Modesty and abstinence

sex, abstinence, modesty, celibateToday I was thinking about the road I was going down before I decided to remain celibate for a year. It was a dangerous and dark path involving sex without love or even like, multiple partners (not at the same time, although having two men at once was a strong desire of mine), and an unfortunate incident in which I actually had sex with two different men on the same day. Modesty was a foreign concept to me because I was so detached from my body that I just didn’t respect it or care enough about myself to think it was worth protecting.

About two months into my celibate year, I went to Vegas (I know; it was a work trip) and at the airport when I was going through security, the officer asked me to remove my blazer under which I was wearing only a very skimpy tank top–more like an undershirt.

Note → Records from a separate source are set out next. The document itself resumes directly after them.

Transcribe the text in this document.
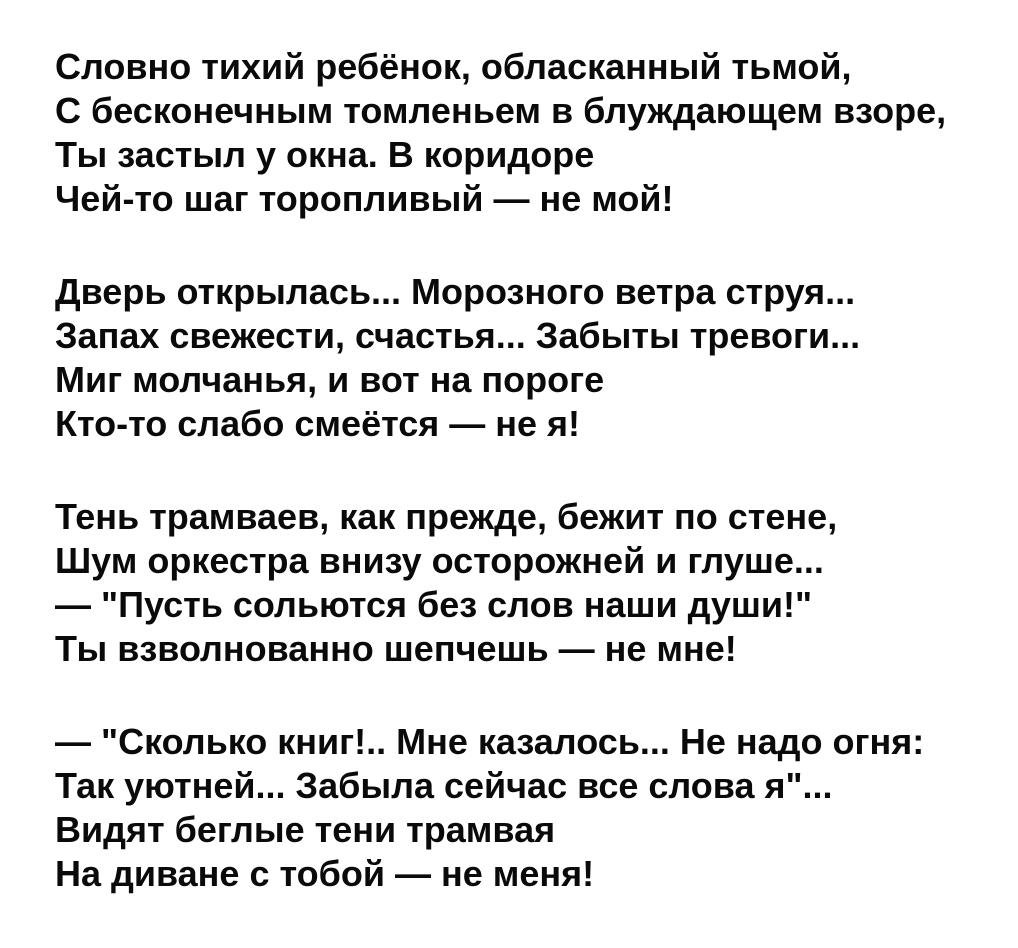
Словно тихий ребёнок, обласканный тьмой,
С бесконечным томленьем в блуждающем взоре,
Ты застыл у окна. В коридоре
Чей-то шаг торопливый — не мой!
Дверь открылась... Морозного ветра струя...
Запах свежести, счастья... Забыты тревоги...
Миг молчанья, и вот на пороге
Кто-то слабо смеётся — не я!
Тень трамваев, как прежде, бежит по стене,
Шум оркестра внизу осторожней и глуше...
— "Пусть сольются без слов наши души!"
Ты взволнованно шепчешь — не мне!
— "Сколько книг!.. Мне казалось... Не надо огня:
Так уютней... Забыла сейчас все слова я"...
Видят беглые тени трамвая
На диване с тобой — не меня!
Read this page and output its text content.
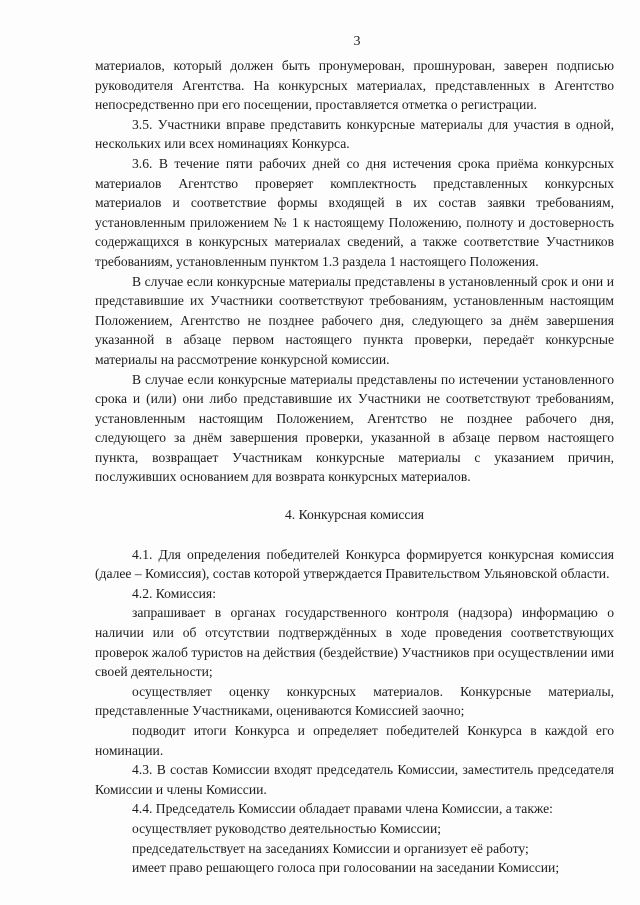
3

материалов, который должен быть пронумерован, прошнурован, заверен подписью руководителя Агентства. На конкурсных материалах, представленных в Агентство непосредственно при его посещении, проставляется отметка о регистрации.

3.5. Участники вправе представить конкурсные материалы для участия в одной, нескольких или всех номинациях Конкурса.

3.6. В течение пяти рабочих дней со дня истечения срока приёма конкурсных материалов Агентство проверяет комплектность представленных конкурсных материалов и соответствие формы входящей в их состав заявки требованиям, установленным приложением № 1 к настоящему Положению, полноту и достоверность содержащихся в конкурсных материалах сведений, а также соответствие Участников требованиям, установленным пунктом 1.3 раздела 1 настоящего Положения.

В случае если конкурсные материалы представлены в установленный срок и они и представившие их Участники соответствуют требованиям, установленным настоящим Положением, Агентство не позднее рабочего дня, следующего за днём завершения указанной в абзаце первом настоящего пункта проверки, передаёт конкурсные материалы на рассмотрение конкурсной комиссии.

В случае если конкурсные материалы представлены по истечении установленного срока и (или) они либо представившие их Участники не соответствуют требованиям, установленным настоящим Положением, Агентство не позднее рабочего дня, следующего за днём завершения проверки, указанной в абзаце первом настоящего пункта, возвращает Участникам конкурсные материалы с указанием причин, послуживших основанием для возврата конкурсных материалов.

4. Конкурсная комиссия

4.1. Для определения победителей Конкурса формируется конкурсная комиссия (далее – Комиссия), состав которой утверждается Правительством Ульяновской области.

4.2. Комиссия:

запрашивает в органах государственного контроля (надзора) информацию о наличии или об отсутствии подтверждённых в ходе проведения соответствующих проверок жалоб туристов на действия (бездействие) Участников при осуществлении ими своей деятельности;

осуществляет оценку конкурсных материалов. Конкурсные материалы, представленные Участниками, оцениваются Комиссией заочно;

подводит итоги Конкурса и определяет победителей Конкурса в каждой его номинации.

4.3. В состав Комиссии входят председатель Комиссии, заместитель председателя Комиссии и члены Комиссии.

4.4. Председатель Комиссии обладает правами члена Комиссии, а также:

осуществляет руководство деятельностью Комиссии;

председательствует на заседаниях Комиссии и организует её работу;

имеет право решающего голоса при голосовании на заседании Комиссии;
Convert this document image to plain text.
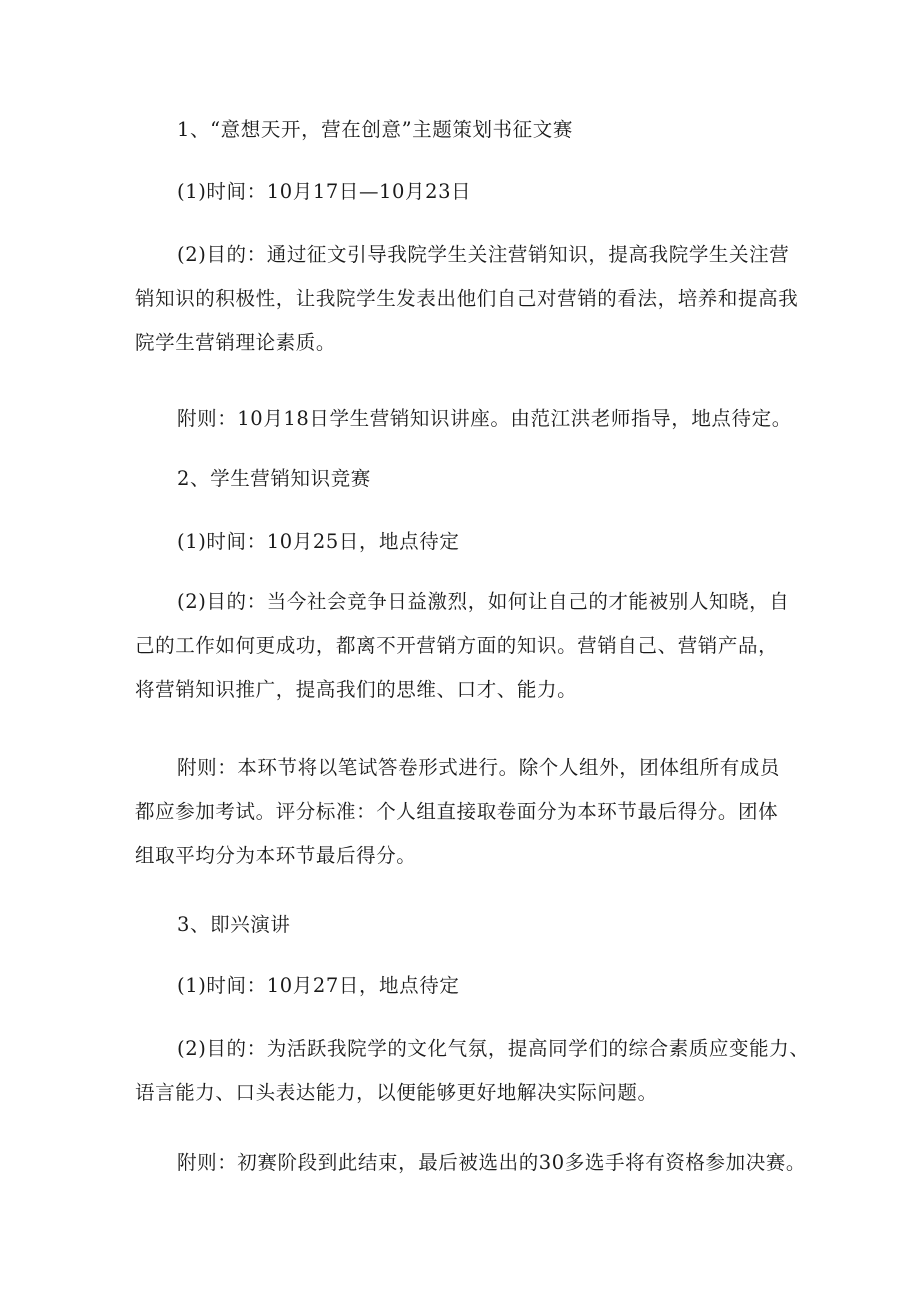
1、“意想天开，营在创意”主题策划书征文赛

(1)时间：10月17日—10月23日

(2)目的：通过征文引导我院学生关注营销知识，提高我院学生关注营
销知识的积极性，让我院学生发表出他们自己对营销的看法，培养和提高我
院学生营销理论素质。

附则：10月18日学生营销知识讲座。由范江洪老师指导，地点待定。

2、学生营销知识竞赛

(1)时间：10月25日，地点待定

(2)目的：当今社会竞争日益激烈，如何让自己的才能被别人知晓，自
己的工作如何更成功，都离不开营销方面的知识。营销自己、营销产品，
将营销知识推广，提高我们的思维、口才、能力。

附则：本环节将以笔试答卷形式进行。除个人组外，团体组所有成员
都应参加考试。评分标准：个人组直接取卷面分为本环节最后得分。团体
组取平均分为本环节最后得分。

3、即兴演讲

(1)时间：10月27日，地点待定

(2)目的：为活跃我院学的文化气氛，提高同学们的综合素质应变能力、
语言能力、口头表达能力，以便能够更好地解决实际问题。

附则：初赛阶段到此结束，最后被选出的30多选手将有资格参加决赛。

Before, I wouldn’t have thought twice about taking off whatever they asked me to; I just didn’t care who saw my body. After just two months of abstinence, however, I had become reacquainted with my body and something inside me said “no, I’m not exposing myself to these strangers” (especially in such a horny city). So I had to be patted down by a female officer. I apologized and told her I wasn’t trying to be difficult but I just didn’t feel comfortable removing my jacket, and I couldn’t believe it was me speaking the words. She didn’t mind at all and said, “That’s why we always give you the choice”.

I think it was at that moment I decided to adjust my mode of dress to one that did not draw attention to my body. To get away from the tight jeans and short skirts, strapless dresses and revealing ensembles which were designed to attract men. I began wearing long blazers that covered my backside and decided no more strapless or sleeveless anything, no skirts shorter than my knees, no cleavage, and nothing backless. Basically, I was taking back my body and declaring it private rather than public property. It’s taken some getting used to as I used to get a lot of my validation from the way men appraised my physical self, but now I”m happy to say that’s not where I derive my value anymore.